「自分のこと好きだって言ってる男に、

そうやって気を持たせない方がいいぞ」



「ほかの人にはしません。

……織春といるの、本当に気が楽なのよ。誰かと一緒にいる時みたいに深く考えたりしなくていいし、」



決して単純な人ではない。

だけど、千瀬や十色のようにむずかしくない。──いつだって駆け引きのように会話を繰り返してきたわたしにとって織春の存在は、意外にも大きかった。



「そばにいて、心地いいって思ってるの」



わたしを好きだと言ってくれる分だけ。……ううん、それ以上に。

わたしに愛情を惜しむことなく、優しくしてくれる織春。



「……ちょっと遠出して、海でも行くか」



行き先は決まったようで。

それにこくりとうなずき、のんびりでいいという彼の言葉にとことん甘えて、時間ぎりぎりまでケーキを堪能したあと。




「綺麗……、

夏なのに、ここの海は全然人気(ひとけ)がないわよね?」



電車を2度乗り継いだ時点で人気のなさに疑問を抱いていたけれど。

目の前に広がる綺麗な海。砂浜をちらほら歩いている人がいるくらいで、海には無人だ。



「ここ、波が荒いから遊泳禁止になってんだよ」



「ああ、それで誰も入ってないのね。

ちょっぴり遠出したけど、このあたりも詳しいの?」



「いや。
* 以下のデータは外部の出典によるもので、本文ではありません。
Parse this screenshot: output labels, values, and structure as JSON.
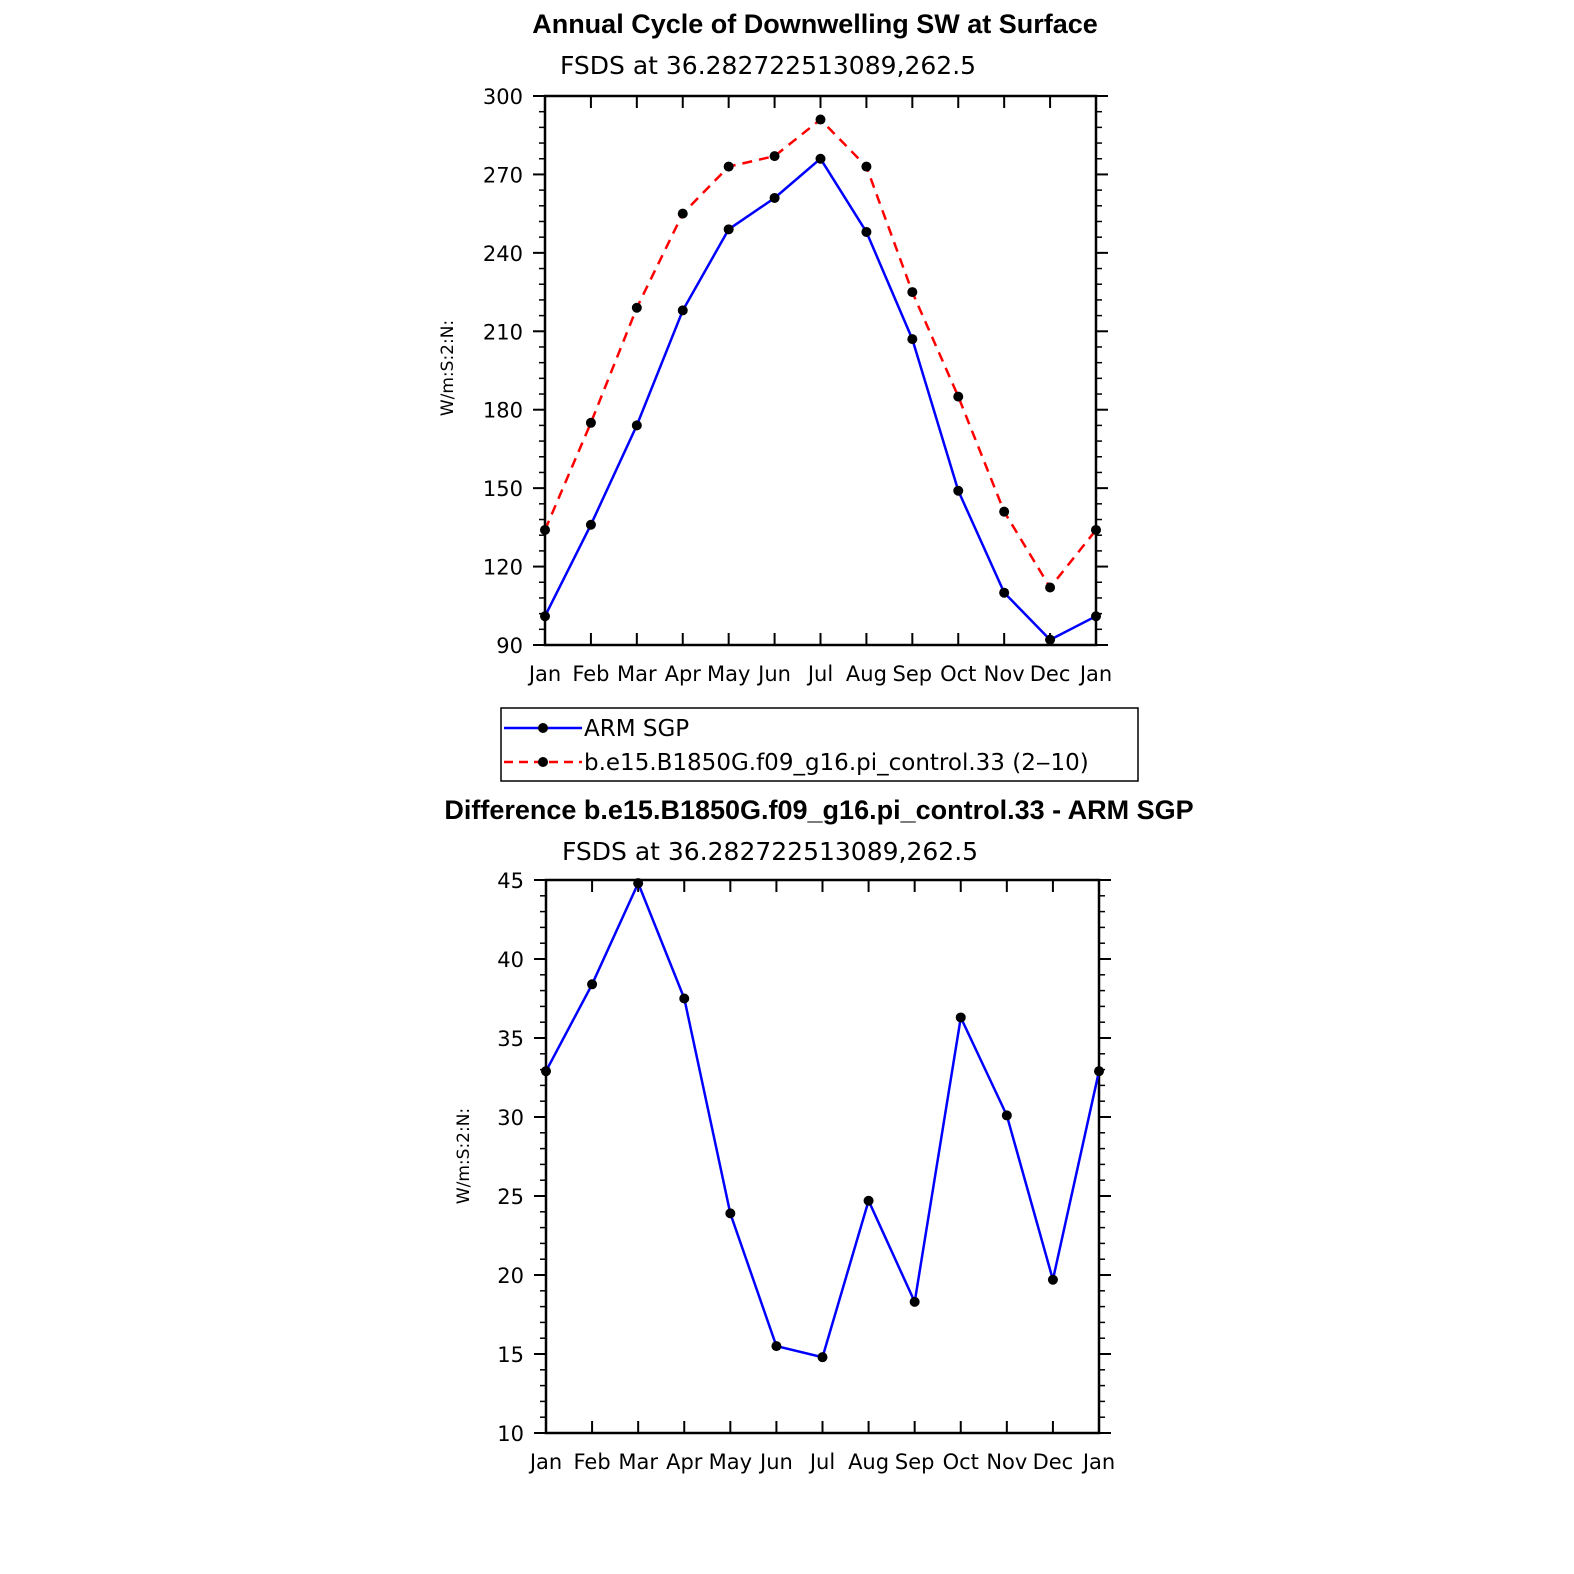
{
  "chart_data": [
    {
      "type": "line",
      "title": "Annual Cycle of Downwelling SW at Surface",
      "subtitle": "FSDS at 36.282722513089,262.5",
      "ylabel": "W/m:S:2:N:",
      "xlabel": "",
      "categories": [
        "Jan",
        "Feb",
        "Mar",
        "Apr",
        "May",
        "Jun",
        "Jul",
        "Aug",
        "Sep",
        "Oct",
        "Nov",
        "Dec",
        "Jan"
      ],
      "ylim": [
        90,
        300
      ],
      "yticks": [
        90,
        120,
        150,
        180,
        210,
        240,
        270,
        300
      ],
      "series": [
        {
          "name": "ARM SGP",
          "color": "#0000ff",
          "dash": "solid",
          "values": [
            101,
            136,
            174,
            218,
            249,
            261,
            276,
            248,
            207,
            149,
            110,
            92,
            101
          ]
        },
        {
          "name": "b.e15.B1850G.f09_g16.pi_control.33 (2‒10)",
          "color": "#ff0000",
          "dash": "dashed",
          "values": [
            134,
            175,
            219,
            255,
            273,
            277,
            291,
            273,
            225,
            185,
            141,
            112,
            134
          ]
        }
      ],
      "legend": "below"
    },
    {
      "type": "line",
      "title": "Difference b.e15.B1850G.f09_g16.pi_control.33 - ARM SGP",
      "subtitle": "FSDS at 36.282722513089,262.5",
      "ylabel": "W/m:S:2:N:",
      "xlabel": "",
      "categories": [
        "Jan",
        "Feb",
        "Mar",
        "Apr",
        "May",
        "Jun",
        "Jul",
        "Aug",
        "Sep",
        "Oct",
        "Nov",
        "Dec",
        "Jan"
      ],
      "ylim": [
        10,
        45
      ],
      "yticks": [
        10,
        15,
        20,
        25,
        30,
        35,
        40,
        45
      ],
      "series": [
        {
          "color": "#0000ff",
          "dash": "solid",
          "values": [
            32.9,
            38.4,
            44.8,
            37.5,
            23.9,
            15.5,
            14.8,
            24.7,
            18.3,
            36.3,
            30.1,
            19.7,
            32.9
          ]
        }
      ]
    }
  ]
}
ここを教えてくれたのは羽泉だ」



どちらともなく手を繋いで、道路から下につながる階段をおりる。

砂浜独特の感触はひさしぶりで、思い返せば1年前は、月霞のたくさんのメンバーで海水浴に来た。



十色が、「中学生なんだから色気づいてビキニなんて着ないこと」と、口うるさく言ってきたんだっけ。

……結局露出控えめな水着を十色が買ってくれて、着るも何もなかったんだけど。